As claims of censorship by Facebook grow, a new website has emerged to document the complaints.
The owner of the site, Rusty James, told the Conservative Firing Line he came up with the idea in May 2018 after his two favorite bloggers were suspended by Facebook.
“It really hit home for me, seeing both of them silenced,” James said. “I started asking questions — just how many sites are being blocked?”
James observed Facebook was banning anything not considered “politically correct.”
He said he was struck by the “sheer number” of individuals who were being censored.
“A lot of people seem to get a good laugh out of it but they don’t think about the full impact,” he said.
Conservative Firing Line cited activist Chris Sevier, who has drafted legislation that is under consideration by state legislators titled the “Anti-Social Media Censorship Act of 2019.”
Sevier argued social-media websites “are engaging in contracts with users in the states and can be regulated for bad faith, unfair dealing, and fraudulent inducement.”
“Section 230 of the Communications Decency Act of 1996 would safeguard Internet providers and search engines from this act but not interactive individual websites with more than 75,000,000 people who market themselves as being open to the public and open to the sharing of ideas only to prove otherwise,” he noted.
He contends Facebook “has perpetrated a form of fraudulent inducement, tortious interference of business relations, breach of the duty of care, unjust enrichment, and the intentional infliction of emotional distress by at first allowing conservatives and Christians to build a platform where they were supposedly free to express themselves only to then turn around and arbitrarily find some speech permissible and other speech impermissible.”
New reports of censorship
Among the latest claims of censorship, PJ Media reported Facebook blocked a New York Post article by Salena Zito, a CNN contributor, that explained “why Trump’s supporters won’t care about Cohen and Manafort’s convictions.”

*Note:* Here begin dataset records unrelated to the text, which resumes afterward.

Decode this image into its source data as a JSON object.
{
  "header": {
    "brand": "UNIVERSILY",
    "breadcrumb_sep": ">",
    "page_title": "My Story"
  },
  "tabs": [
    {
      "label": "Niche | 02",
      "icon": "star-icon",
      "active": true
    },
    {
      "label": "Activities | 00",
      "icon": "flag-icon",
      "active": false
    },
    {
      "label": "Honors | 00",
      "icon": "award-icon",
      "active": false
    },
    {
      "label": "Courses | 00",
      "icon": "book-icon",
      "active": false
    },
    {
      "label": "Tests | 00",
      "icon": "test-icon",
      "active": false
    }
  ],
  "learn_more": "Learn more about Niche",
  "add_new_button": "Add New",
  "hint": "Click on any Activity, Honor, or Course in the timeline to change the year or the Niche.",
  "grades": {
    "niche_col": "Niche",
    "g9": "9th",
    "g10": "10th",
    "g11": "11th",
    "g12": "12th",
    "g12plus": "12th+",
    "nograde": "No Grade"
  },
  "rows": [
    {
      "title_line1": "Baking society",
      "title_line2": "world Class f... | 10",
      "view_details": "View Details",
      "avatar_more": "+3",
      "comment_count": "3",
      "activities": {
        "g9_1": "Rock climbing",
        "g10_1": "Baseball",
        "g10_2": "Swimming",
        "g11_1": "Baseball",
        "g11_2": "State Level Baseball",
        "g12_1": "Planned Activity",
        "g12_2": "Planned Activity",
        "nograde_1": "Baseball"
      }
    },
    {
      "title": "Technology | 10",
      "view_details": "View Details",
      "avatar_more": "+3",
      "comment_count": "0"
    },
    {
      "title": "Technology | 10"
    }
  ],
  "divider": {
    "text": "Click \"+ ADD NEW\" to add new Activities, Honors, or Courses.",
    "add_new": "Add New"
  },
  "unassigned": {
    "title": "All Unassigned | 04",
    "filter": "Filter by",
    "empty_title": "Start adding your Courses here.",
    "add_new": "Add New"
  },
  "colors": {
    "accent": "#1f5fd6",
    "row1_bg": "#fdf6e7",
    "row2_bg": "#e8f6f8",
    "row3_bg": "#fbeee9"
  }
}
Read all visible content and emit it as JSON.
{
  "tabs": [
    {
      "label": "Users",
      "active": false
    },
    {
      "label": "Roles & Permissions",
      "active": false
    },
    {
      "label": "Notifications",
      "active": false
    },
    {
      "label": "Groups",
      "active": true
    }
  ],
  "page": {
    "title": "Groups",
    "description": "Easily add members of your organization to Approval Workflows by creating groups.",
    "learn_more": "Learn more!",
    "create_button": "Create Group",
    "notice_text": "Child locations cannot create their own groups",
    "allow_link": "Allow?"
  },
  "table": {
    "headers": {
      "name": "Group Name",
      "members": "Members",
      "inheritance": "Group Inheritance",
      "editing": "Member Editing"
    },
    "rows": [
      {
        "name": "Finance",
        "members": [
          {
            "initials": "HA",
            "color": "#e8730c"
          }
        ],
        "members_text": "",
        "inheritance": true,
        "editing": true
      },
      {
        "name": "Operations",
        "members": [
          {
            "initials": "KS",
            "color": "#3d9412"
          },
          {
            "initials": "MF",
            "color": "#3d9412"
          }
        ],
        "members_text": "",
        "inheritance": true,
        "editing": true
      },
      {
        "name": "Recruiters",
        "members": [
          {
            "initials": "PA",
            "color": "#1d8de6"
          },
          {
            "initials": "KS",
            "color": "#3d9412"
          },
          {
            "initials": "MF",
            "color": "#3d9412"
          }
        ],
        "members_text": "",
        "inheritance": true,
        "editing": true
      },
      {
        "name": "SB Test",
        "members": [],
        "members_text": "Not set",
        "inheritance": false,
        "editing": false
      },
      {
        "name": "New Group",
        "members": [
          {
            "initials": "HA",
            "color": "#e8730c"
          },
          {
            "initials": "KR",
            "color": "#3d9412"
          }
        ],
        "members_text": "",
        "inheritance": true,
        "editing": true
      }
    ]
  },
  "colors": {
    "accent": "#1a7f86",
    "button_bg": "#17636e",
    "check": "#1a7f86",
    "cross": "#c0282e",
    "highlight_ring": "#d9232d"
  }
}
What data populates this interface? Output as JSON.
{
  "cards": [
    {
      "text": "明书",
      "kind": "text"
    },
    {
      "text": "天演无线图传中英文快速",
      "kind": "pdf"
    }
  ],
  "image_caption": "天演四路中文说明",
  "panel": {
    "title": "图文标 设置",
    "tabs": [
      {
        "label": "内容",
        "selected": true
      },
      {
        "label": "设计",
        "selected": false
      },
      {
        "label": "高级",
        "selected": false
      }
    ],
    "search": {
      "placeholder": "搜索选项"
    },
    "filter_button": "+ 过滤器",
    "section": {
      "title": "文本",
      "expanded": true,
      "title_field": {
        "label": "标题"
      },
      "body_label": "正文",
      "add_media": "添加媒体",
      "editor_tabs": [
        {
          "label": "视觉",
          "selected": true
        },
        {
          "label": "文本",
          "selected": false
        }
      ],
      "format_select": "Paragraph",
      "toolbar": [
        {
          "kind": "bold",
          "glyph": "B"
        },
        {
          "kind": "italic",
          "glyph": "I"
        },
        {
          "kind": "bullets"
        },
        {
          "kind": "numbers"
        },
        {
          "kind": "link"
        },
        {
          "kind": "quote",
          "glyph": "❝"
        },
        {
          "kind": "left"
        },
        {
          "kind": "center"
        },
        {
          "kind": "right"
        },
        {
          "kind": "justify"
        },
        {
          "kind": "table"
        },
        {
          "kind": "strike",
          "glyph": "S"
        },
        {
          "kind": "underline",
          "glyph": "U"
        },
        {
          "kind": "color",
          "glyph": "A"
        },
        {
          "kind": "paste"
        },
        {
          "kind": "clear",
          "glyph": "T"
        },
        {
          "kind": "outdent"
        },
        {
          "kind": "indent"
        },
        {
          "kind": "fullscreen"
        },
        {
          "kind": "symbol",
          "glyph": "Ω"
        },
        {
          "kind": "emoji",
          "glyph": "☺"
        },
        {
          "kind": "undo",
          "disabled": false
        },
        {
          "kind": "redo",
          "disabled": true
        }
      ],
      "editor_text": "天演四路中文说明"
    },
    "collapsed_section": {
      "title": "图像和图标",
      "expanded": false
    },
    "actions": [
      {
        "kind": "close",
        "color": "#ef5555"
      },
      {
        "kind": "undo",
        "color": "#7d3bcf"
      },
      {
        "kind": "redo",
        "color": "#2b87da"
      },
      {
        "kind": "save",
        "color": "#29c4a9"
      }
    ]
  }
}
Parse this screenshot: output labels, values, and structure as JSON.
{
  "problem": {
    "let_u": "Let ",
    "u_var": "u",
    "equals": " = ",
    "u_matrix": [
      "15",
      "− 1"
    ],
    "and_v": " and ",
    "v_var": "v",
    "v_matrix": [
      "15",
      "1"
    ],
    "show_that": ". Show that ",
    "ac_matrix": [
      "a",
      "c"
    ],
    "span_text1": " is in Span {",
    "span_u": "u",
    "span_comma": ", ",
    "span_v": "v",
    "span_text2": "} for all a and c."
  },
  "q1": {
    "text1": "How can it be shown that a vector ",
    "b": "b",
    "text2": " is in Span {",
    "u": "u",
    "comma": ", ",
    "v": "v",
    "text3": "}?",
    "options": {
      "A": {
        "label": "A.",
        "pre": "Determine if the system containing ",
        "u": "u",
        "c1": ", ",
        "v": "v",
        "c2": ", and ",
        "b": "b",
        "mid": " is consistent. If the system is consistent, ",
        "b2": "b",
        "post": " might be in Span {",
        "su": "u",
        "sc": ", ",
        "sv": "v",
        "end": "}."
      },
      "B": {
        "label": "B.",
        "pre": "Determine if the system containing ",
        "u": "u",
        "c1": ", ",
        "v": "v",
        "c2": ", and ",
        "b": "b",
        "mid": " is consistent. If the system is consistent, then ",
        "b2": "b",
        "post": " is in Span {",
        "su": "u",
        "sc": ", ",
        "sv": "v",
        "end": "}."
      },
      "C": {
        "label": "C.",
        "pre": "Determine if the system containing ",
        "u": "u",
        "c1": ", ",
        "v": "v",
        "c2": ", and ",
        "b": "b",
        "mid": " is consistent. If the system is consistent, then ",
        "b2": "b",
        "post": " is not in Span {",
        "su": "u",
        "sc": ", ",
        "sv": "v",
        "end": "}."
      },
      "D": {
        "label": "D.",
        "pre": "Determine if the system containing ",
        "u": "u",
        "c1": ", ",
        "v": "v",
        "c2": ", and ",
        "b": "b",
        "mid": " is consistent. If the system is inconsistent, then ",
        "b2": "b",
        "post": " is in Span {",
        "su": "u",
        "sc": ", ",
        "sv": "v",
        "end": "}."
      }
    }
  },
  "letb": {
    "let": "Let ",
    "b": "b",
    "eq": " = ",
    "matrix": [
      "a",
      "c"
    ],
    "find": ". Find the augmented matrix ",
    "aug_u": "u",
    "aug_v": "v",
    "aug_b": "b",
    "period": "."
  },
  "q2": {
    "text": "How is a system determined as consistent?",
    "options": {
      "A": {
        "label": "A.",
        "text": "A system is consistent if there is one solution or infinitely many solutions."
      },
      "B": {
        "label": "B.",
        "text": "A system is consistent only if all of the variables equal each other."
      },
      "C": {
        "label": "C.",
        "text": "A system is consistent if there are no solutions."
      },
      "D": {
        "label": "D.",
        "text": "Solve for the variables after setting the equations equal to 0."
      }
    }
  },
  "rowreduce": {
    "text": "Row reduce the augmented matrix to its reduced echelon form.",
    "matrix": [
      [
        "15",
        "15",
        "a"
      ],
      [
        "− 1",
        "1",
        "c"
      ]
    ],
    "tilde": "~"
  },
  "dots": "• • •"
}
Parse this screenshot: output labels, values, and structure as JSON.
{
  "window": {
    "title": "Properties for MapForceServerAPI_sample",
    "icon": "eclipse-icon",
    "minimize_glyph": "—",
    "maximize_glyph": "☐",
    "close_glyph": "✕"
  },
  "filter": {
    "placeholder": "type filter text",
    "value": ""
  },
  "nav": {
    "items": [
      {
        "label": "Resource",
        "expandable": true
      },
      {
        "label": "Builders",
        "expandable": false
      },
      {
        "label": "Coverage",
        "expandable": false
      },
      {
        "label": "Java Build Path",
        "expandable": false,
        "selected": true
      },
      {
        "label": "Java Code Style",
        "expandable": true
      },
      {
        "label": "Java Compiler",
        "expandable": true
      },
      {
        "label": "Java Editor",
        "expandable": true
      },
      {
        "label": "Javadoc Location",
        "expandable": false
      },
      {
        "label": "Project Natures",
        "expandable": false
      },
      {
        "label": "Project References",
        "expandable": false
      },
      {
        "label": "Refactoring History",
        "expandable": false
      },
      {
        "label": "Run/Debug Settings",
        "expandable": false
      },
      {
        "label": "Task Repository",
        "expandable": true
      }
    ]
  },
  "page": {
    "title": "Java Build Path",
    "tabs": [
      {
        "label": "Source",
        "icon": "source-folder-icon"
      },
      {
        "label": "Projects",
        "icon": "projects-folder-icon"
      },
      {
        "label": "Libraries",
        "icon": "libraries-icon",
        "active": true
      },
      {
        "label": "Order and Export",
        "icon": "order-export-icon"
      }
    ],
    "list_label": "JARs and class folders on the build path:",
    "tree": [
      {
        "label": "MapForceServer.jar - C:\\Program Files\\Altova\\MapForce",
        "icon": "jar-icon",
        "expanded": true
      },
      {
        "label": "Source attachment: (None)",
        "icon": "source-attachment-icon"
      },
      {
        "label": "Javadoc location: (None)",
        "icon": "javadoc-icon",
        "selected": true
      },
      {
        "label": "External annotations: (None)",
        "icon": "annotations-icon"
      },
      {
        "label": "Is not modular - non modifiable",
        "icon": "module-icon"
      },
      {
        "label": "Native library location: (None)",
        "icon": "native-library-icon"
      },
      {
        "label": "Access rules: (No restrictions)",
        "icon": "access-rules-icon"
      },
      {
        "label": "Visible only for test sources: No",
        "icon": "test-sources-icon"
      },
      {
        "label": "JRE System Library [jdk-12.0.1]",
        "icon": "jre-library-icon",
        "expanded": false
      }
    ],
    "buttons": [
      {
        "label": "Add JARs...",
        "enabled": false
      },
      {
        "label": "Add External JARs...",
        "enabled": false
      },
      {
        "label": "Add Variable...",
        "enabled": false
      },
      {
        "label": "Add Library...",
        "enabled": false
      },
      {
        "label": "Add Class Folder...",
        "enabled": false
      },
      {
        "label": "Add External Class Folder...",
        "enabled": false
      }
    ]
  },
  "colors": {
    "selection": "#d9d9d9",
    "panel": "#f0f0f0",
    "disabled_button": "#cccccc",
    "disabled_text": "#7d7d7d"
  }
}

Facebook, PJ Media said, also targeted Jenna Lynn Ellis, director of public policy at the James Dobson Family Institute, who published an article in the Washington Examiner explaining why “Democrats are overreacting to the Michael Cohen guilty plea.”
The online censorship goes beyond the Silicon Valley tech giants.
WND reported Thursday that Mastercard, influenced by the Southern Poverty Law Center, blacklisted The David Horowitz Freedom Center, forbidding the well-known conservative think-tank from using their donation processing systems.
The center initially said Visa also had banned them, but a company representative told Breitbart News that the claim was in error.
Robert Spencer, whose influential Jihad Watch site is hosted by Horowitz’s organization, recently was banned from the web-based funding site Patreon, which claimed Mastercard demanded the move, also due to the influence of SPLC.
A new documentary called “The Creepy Line” asks, “What if your whole life was taken over, analyzed and exploited, and you signed up for it?”
“Google and Facebook, they’ll sell you anything. They’ll sell you,” says a voiceover in a trailer for the film.
Jordan Peterson, the psychologist who has become wildly popular via social media and his stand against politically correct speech, comments in the film that the “free services” offered by the tech giants are not really free.
It’s the point made by tech icon George Gilder in his new book “Life After Google,” which contends that amid daily news of censorship, privacy violations and market monopolization, the age of the tech giants and their centralized, top-down hierarchical world is about to end, largely because their “neo-Marxist, deterministic” worldview is “fundamentally flawed.”
Google’s products are free because a price of zero, he told WND in an interview, signifies a return to the ancient barter system, and what is exchanged for the goods is a person’s attention and ultimately their time, which, Gilder points out, “is actually your life.”
The digital world after Google, says Gilder, who provided the blueprint for Reagan’s economic revolution and predicted the iPhone among other innovations, will be a new frontier of free enterprise that will look more like the original internet of limitless possibilities but be bolstered by a new architecture rooted in security and private property.